The picture above from Koch et al. (2009) shows the Warren Glacier (which is located within the Garibaldi Ranges) photographed three different times. This glacier was in retreat with the end of the little ice age (comparing 1912 to 1929), but was episodic in growth/retreat until 1977. Since that time the Warren Glacier has been in rapid retreat. Over that last 20 years it has retreated at and average rate of 20 m/yr. Not all glaciers in the Garibaldi are retreating at the same dramatic rate, but all are retreating and thinning. A linear projection (which is always a bad idea, but simple to do!) suggests that 90 percent of the Garibaldi Ranges glaciers will disappear by 2035.
Enjoy the ice and marvel at its power while it lasts
Alpine glaciers are a truly beautiful feature of high mountains. The ice also strongly shapes and carves the bedrock leaving both sharp and rounded structures that define the peaks. It is rather remarkable that ice could have such at profound erosional signature considering the softness of ice. However, like sandpaper glued with tiny corundum fragments, glacial ice lifts loose rock and freezes the into place along the base of the glacier. As the glacier moves downhill the rock fragments cause abrasion and “polish” the underlying bedrock. The abrasion produces “rock flour” that eventually flows away in the glacial melt. The rock flour is what causes glacial melt water to be various shades of milky green.

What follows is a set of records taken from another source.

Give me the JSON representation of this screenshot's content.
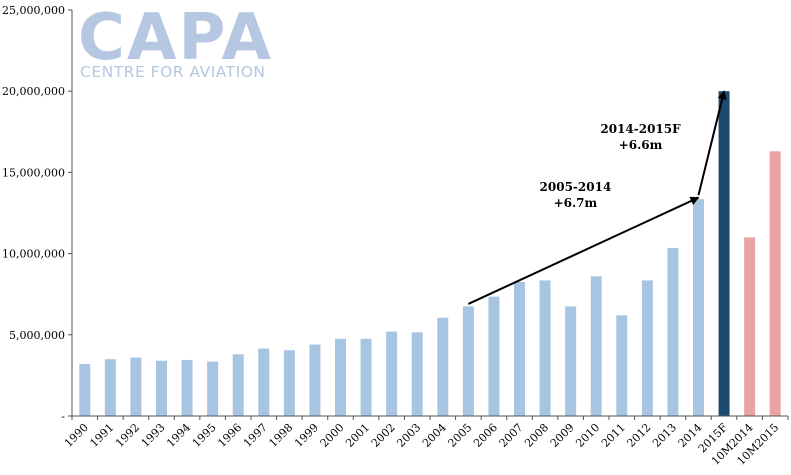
{
  "logo": {
    "wordmark": "CAPA",
    "tagline": "CENTRE FOR AVIATION"
  },
  "colors": {
    "historical": "#a8c4e3",
    "forecast": "#1e4a6f",
    "ytd": "#e9a3a3",
    "axis": "#555555",
    "arrow": "#000000"
  },
  "chart_data": {
    "type": "bar",
    "title": "",
    "xlabel": "",
    "ylabel": "",
    "ylim": [
      0,
      25000000
    ],
    "yticks": [
      0,
      5000000,
      10000000,
      15000000,
      20000000,
      25000000
    ],
    "ytick_labels": [
      "-",
      "5,000,000",
      "10,000,000",
      "15,000,000",
      "20,000,000",
      "25,000,000"
    ],
    "grid": false,
    "categories": [
      "1990",
      "1991",
      "1992",
      "1993",
      "1994",
      "1995",
      "1996",
      "1997",
      "1998",
      "1999",
      "2000",
      "2001",
      "2002",
      "2003",
      "2004",
      "2005",
      "2006",
      "2007",
      "2008",
      "2009",
      "2010",
      "2011",
      "2012",
      "2013",
      "2014",
      "2015F",
      "10M2014",
      "10M2015"
    ],
    "values": [
      3200000,
      3500000,
      3600000,
      3400000,
      3450000,
      3350000,
      3800000,
      4150000,
      4050000,
      4400000,
      4750000,
      4750000,
      5200000,
      5150000,
      6050000,
      6750000,
      7350000,
      8250000,
      8350000,
      6750000,
      8600000,
      6200000,
      8350000,
      10350000,
      13350000,
      20000000,
      11000000,
      16300000
    ],
    "bar_groups": [
      "historical",
      "historical",
      "historical",
      "historical",
      "historical",
      "historical",
      "historical",
      "historical",
      "historical",
      "historical",
      "historical",
      "historical",
      "historical",
      "historical",
      "historical",
      "historical",
      "historical",
      "historical",
      "historical",
      "historical",
      "historical",
      "historical",
      "historical",
      "historical",
      "historical",
      "forecast",
      "ytd",
      "ytd"
    ],
    "annotations": [
      {
        "lines": [
          "2005-2014",
          "+6.7m"
        ],
        "from": {
          "category": "2005",
          "value": 6900000
        },
        "to": {
          "category": "2014",
          "value": 13450000
        }
      },
      {
        "lines": [
          "2014-2015F",
          "+6.6m"
        ],
        "from": {
          "category": "2014",
          "value": 13600000
        },
        "to": {
          "category": "2015F",
          "value": 20000000
        }
      }
    ]
  }
}
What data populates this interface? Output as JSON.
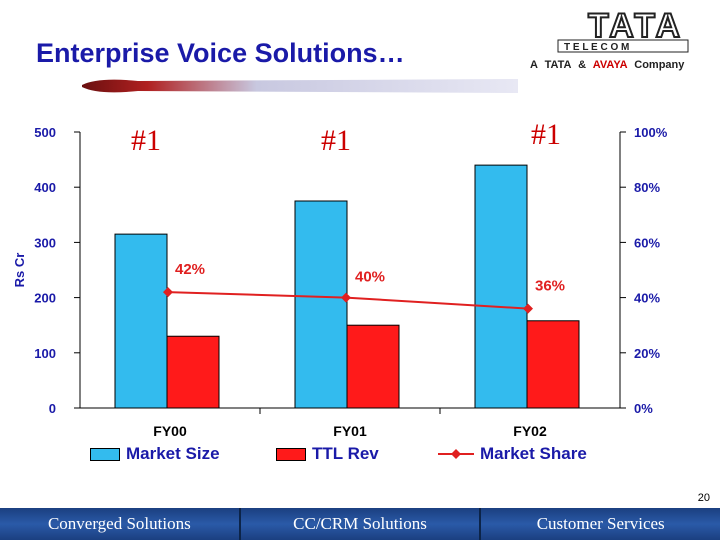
{
  "slide": {
    "title": "Enterprise Voice Solutions…",
    "page_number": "20"
  },
  "logo": {
    "brand_text": "TATA",
    "sub_text": "T E L E C O M",
    "tagline_prefix": "A",
    "tagline_tata": "TATA",
    "tagline_amp": "&",
    "tagline_avaya": "AVAYA",
    "tagline_suffix": "Company"
  },
  "chart_data": {
    "type": "bar",
    "categories": [
      "FY00",
      "FY01",
      "FY02"
    ],
    "series": [
      {
        "name": "Market Size",
        "type": "bar",
        "axis": "left",
        "values": [
          315,
          375,
          440
        ],
        "color": "#33bbee"
      },
      {
        "name": "TTL Rev",
        "type": "bar",
        "axis": "left",
        "values": [
          130,
          150,
          158
        ],
        "color": "#ff1a1a"
      },
      {
        "name": "Market Share",
        "type": "line",
        "axis": "right",
        "values": [
          42,
          40,
          36
        ],
        "labels": [
          "42%",
          "40%",
          "36%"
        ],
        "color": "#e02020"
      }
    ],
    "ylabel": "Rs Cr",
    "ylim": [
      0,
      500
    ],
    "yticks": [
      "0",
      "100",
      "200",
      "300",
      "400",
      "500"
    ],
    "y2lim": [
      0,
      100
    ],
    "y2ticks": [
      "0%",
      "20%",
      "40%",
      "60%",
      "80%",
      "100%"
    ],
    "annotations": [
      "#1",
      "#1",
      "#1"
    ],
    "grid": false,
    "legend_position": "bottom"
  },
  "footer": {
    "tabs": [
      "Converged Solutions",
      "CC/CRM Solutions",
      "Customer Services"
    ]
  },
  "colors": {
    "title": "#1a1aa8",
    "axis_text": "#1a1aa8",
    "annotation": "#cc0000",
    "footer_bg": "#1e4a90"
  }
}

All of these glacial process, along with the ice, are most likely to be gone before 2050. This will mean that we have different mountains, different vistas, and different impacts. The nature of global warming is such that the die is cast — nothing is going to reverse the temperature increases in the next 100 year. This means that it is imperative to visit these nobel mountain architects now, and appreciate their geologic legacy.